Submitted by _atswi_ t3_11aq4qo in MachineLearning
What's the best way to quantify the uncertainty of a trained LLM? I assume the entropy of the model's final probability distribution is a decent measure. Just wanted to know if the NLP community sticks to this measure, or if there's something more specific to language?
Would really appreciate recent references that may have popped up over the past few months (if any). Also if there are any cool & easy to integrate implementations. Thanks!

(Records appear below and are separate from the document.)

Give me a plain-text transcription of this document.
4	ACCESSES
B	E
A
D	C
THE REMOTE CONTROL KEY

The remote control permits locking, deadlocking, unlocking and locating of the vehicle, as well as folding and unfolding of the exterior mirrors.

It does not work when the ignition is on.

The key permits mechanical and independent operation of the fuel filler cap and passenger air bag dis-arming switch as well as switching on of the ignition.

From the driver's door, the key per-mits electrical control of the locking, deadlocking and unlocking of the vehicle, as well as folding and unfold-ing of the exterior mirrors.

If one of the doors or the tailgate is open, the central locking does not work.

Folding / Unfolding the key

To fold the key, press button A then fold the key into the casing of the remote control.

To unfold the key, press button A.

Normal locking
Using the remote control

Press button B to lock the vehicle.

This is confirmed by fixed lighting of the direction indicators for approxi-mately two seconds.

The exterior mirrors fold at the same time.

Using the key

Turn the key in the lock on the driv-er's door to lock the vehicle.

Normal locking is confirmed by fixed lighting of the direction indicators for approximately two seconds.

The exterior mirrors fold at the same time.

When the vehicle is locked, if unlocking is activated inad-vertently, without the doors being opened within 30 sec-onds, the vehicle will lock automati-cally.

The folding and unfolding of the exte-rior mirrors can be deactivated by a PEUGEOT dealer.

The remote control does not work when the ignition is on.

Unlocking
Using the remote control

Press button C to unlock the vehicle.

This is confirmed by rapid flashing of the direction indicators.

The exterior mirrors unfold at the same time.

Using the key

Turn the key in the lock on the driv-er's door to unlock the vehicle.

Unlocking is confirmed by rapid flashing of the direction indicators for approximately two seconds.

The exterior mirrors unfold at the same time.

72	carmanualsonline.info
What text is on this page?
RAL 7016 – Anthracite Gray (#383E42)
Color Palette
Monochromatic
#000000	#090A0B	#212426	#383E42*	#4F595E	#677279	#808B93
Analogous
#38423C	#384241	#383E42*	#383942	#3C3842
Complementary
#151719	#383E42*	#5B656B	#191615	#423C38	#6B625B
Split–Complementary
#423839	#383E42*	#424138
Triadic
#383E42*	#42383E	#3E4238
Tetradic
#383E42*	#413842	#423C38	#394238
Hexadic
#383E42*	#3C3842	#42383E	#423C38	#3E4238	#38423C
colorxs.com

pyepyepie t1_j9uanug wrote
In all honesty, at some point, any type of evaluation that is not qualitative is simply a joke. I have observed it a long time ago while working on NMT and trying to base the results on BLEU score - it literally meant nothing. Trying to force new metrics based on simple rules or computation will probably fail - I believe we need humans or stronger LLMs in the loop. E.g., humans should rank the output of multiple LLMs and the same humans should do so for multiple different language models, not just for the new one. Otherwise, I view it as a meaningless self-promoting paper (LLMs are not interesting enough to read about if there are no new ideas and no better performance). Entropy is good for language models that are like "me language model me no understand world difficult hard", not GPT-3 like.
Edit: this semantic uncertainty looks interesting but I would still rather let humans rank the results.